Deriving space groups, such as P21/a, involves identifying all symmetry elements, including glide planes, screw axes, and mirror planes, and assembling them into a consistent group that describes the entire crystal lattice. This process is crucial for understanding the symmetry classifications of real materials like zirconium dioxide (ZrO2), where accurate atom positioning and symmetry operation application lead to precise structural descriptions. Calculating interatomic distances within the unit cell assists in understanding bonding environments and lattice stability. Counting the number of atoms and their coordinates aids in comprehensive structural characterization.

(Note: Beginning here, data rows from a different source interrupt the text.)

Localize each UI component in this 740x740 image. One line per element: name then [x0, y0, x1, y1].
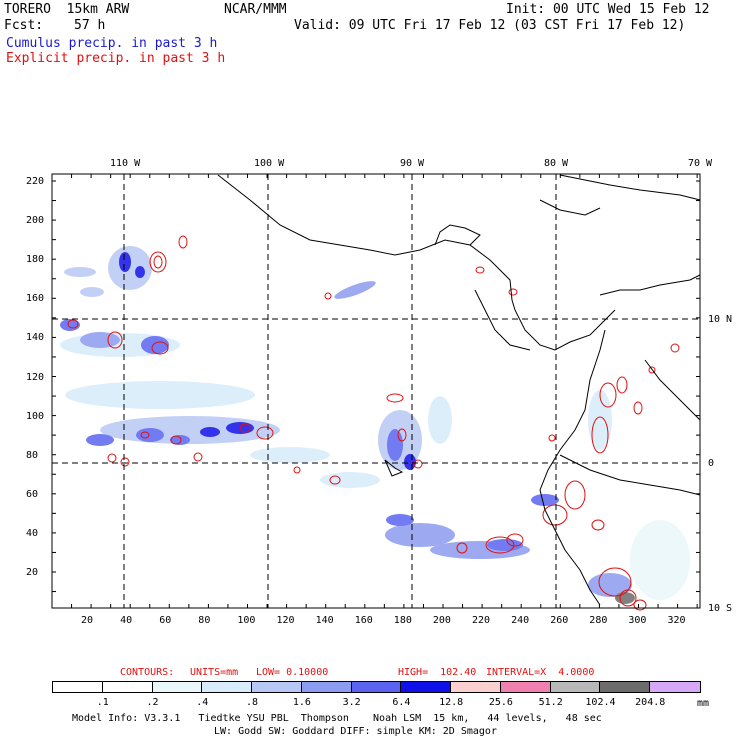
y-tick-label: 60 — [26, 488, 39, 500]
forecast-label: Fcst: — [4, 18, 44, 33]
forecast-hours: 57 h — [74, 18, 106, 33]
colorbar — [52, 681, 701, 693]
lat-label-10n: 10 N — [708, 314, 733, 325]
axis-ticks — [51, 174, 700, 608]
contours-high: HIGH= 102.40 — [398, 667, 477, 678]
contours-low: LOW= 0.10000 — [256, 667, 329, 678]
lon-label-80w: 80 W — [544, 158, 569, 169]
colorbar-label: 12.8 — [439, 697, 464, 708]
y-tick-label: 160 — [26, 293, 45, 305]
colorbar-label: 1.6 — [292, 697, 311, 708]
x-tick-label: 160 — [354, 615, 373, 626]
model-name: TORERO 15km ARW — [4, 2, 130, 17]
y-tick-label: 20 — [26, 567, 39, 578]
colorbar-label: 25.6 — [488, 697, 513, 708]
x-tick-label: 60 — [159, 615, 172, 626]
lat-lon-grid — [52, 174, 700, 608]
x-tick-label: 100 — [237, 615, 256, 626]
x-tick-label: 240 — [511, 615, 530, 626]
lon-label-90w: 90 W — [400, 158, 425, 169]
colorbar-label: 51.2 — [538, 697, 563, 708]
colorbar-swatch — [351, 682, 402, 692]
colorbar-swatch — [53, 682, 103, 692]
x-tick-label: 220 — [472, 615, 491, 626]
y-tick-label: 180 — [26, 254, 45, 266]
init-time: Init: 00 UTC Wed 15 Feb 12 — [506, 2, 710, 17]
colorbar-swatch — [401, 682, 452, 692]
contours-interval: INTERVAL=X 4.0000 — [486, 667, 595, 678]
colorbar-swatch — [152, 682, 203, 692]
cumulus-precip-areas — [60, 246, 690, 604]
colorbar-swatch — [650, 682, 700, 692]
contours-label: CONTOURS: — [120, 667, 175, 678]
x-tick-label: 280 — [589, 615, 608, 626]
colorbar-swatch — [102, 682, 153, 692]
x-tick-label: 320 — [667, 615, 686, 626]
colorbar-swatch — [252, 682, 302, 692]
legend-explicit: Explicit precip. in past 3 h — [6, 51, 226, 66]
colorbar-unit: mm — [697, 698, 710, 709]
y-tick-label: 220 — [26, 176, 45, 187]
y-tick-label: 80 — [26, 449, 39, 461]
x-tick-label: 200 — [432, 615, 451, 626]
colorbar-swatch — [301, 682, 352, 692]
x-tick-label: 120 — [276, 615, 295, 626]
colorbar-label: .4 — [196, 697, 209, 708]
y-tick-label: 140 — [26, 332, 45, 344]
colorbar-swatch — [550, 682, 601, 692]
y-tick-label: 40 — [26, 527, 39, 539]
colorbar-label: 102.4 — [585, 697, 616, 708]
colorbar-label: 3.2 — [342, 697, 361, 708]
colorbar-label: .2 — [146, 697, 159, 708]
x-tick-label: 180 — [393, 615, 412, 626]
physics-info: LW: Godd SW: Goddard DIFF: simple KM: 2D… — [214, 726, 497, 737]
organization: NCAR/MMM — [224, 2, 287, 17]
colorbar-swatch — [202, 682, 253, 692]
valid-time: Valid: 09 UTC Fri 17 Feb 12 (03 CST Fri … — [294, 18, 686, 33]
coastlines — [217, 174, 701, 606]
colorbar-label: .1 — [96, 697, 109, 708]
colorbar-swatch — [600, 682, 651, 692]
contours-units: UNITS=mm — [190, 667, 239, 678]
y-tick-label: 200 — [26, 215, 45, 227]
lat-label-10s: 10 S — [708, 603, 733, 614]
x-tick-label: 300 — [628, 615, 647, 626]
explicit-precip-contours — [67, 235, 680, 611]
x-tick-label: 20 — [81, 615, 94, 626]
x-tick-label: 260 — [550, 615, 569, 626]
y-tick-label: 100 — [26, 410, 45, 422]
x-tick-label: 80 — [198, 615, 211, 626]
colorbar-swatch — [451, 682, 501, 692]
x-tick-label: 40 — [120, 615, 133, 626]
lat-label-0: 0 — [708, 458, 715, 469]
colorbar-swatch — [500, 682, 551, 692]
lon-label-110w: 110 W — [110, 158, 141, 169]
colorbar-label: .8 — [246, 697, 259, 708]
colorbar-label: 204.8 — [635, 697, 666, 708]
colorbar-label: 6.4 — [392, 697, 411, 708]
model-info: Model Info: V3.3.1 Tiedtke YSU PBL Thomp… — [72, 713, 602, 724]
lon-label-100w: 100 W — [254, 158, 285, 169]
legend-cumulus: Cumulus precip. in past 3 h — [6, 36, 218, 51]
x-tick-label: 140 — [315, 615, 334, 626]
lon-label-70w: 70 W — [688, 158, 713, 169]
y-tick-label: 120 — [26, 371, 45, 383]
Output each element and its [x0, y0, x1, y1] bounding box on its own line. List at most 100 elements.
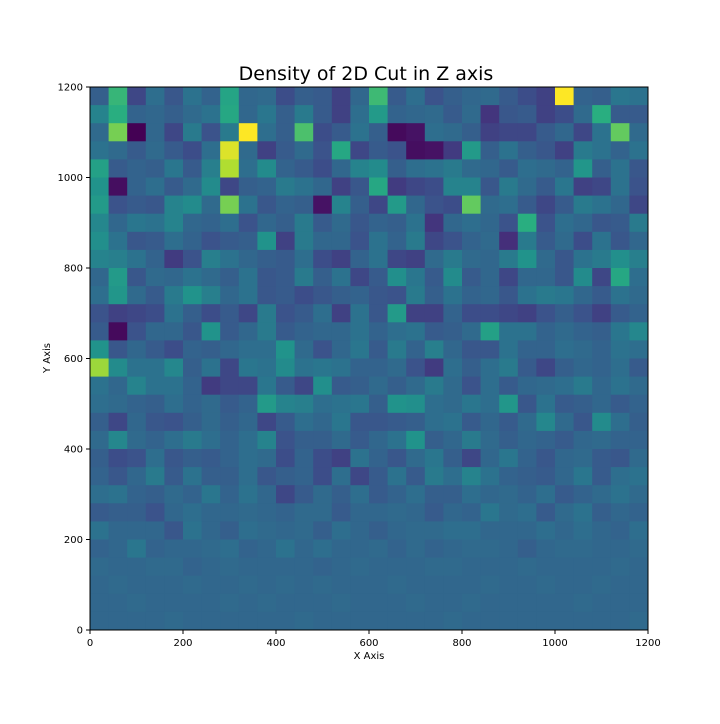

Analyzing published crystal structures, such as those crystallized in space group P63/mmc, provides insight into how space group symmetry influences material properties. Extracting structural data from scientific papers and understanding the symmetry operations along each crystal axis deepen one's grasp of the relationship between macroscopic properties and microscopic symmetry. The identification of point groups associated with these space groups is fundamental in crystallography, as these groups determine optical activity, birefringence, and other physical characteristics.
Overall, this assignment emphasizes the importance of symmetry in crystallography, fostering skills in mathematical operation, structural interpretation, and literature review. These competencies are essential for advanced research in materials science, solid-state chemistry, and condensed matter physics, where understanding crystal symmetry is pivotal for tailoring material properties for specific applications.
References
- International Tables for Crystallography. (2016). Space Group Data. Wiley.
- Buerger, M. J. (1954). Modern Crystal Physics. McGraw-Hill.
- Wilson, A. J. C., & Ladd, R. D. (1984). Crystal Structure Analysis. Clarendon Press.
- Hahn, T. (Ed.). (2002). International Tables for Crystallography, Volume A: Space-Group Symmetry. Springer.
- Burns, G., & Glazer, A. M. (2013). Space Group Symmetry in Crystallography. Academic Press.
- Fedorov, E. (1891). The Theory of Symmetry in Crystallography. Russian Mathematical Journal.
- Palatinus, L., & Chapuis, G. (2007). SHELXL: Visualizing and refining crystal structures. Journal of Applied Crystallography.
- McMahon, D. P. (2010). Symmetry in Chemistry. Oxford University Press.
- Voronoi, G. F. (1908). Nouvelles applications des paramètres continus à la théorie des polygones et des polyèdres. Annales de la Société scientifique de Bruxelles.
- Ghedira, K., & Elhssaini, M. (2018). Structural analysis of zirconium oxide polymorphs. Crystallography Reports, 63(4), 557-564.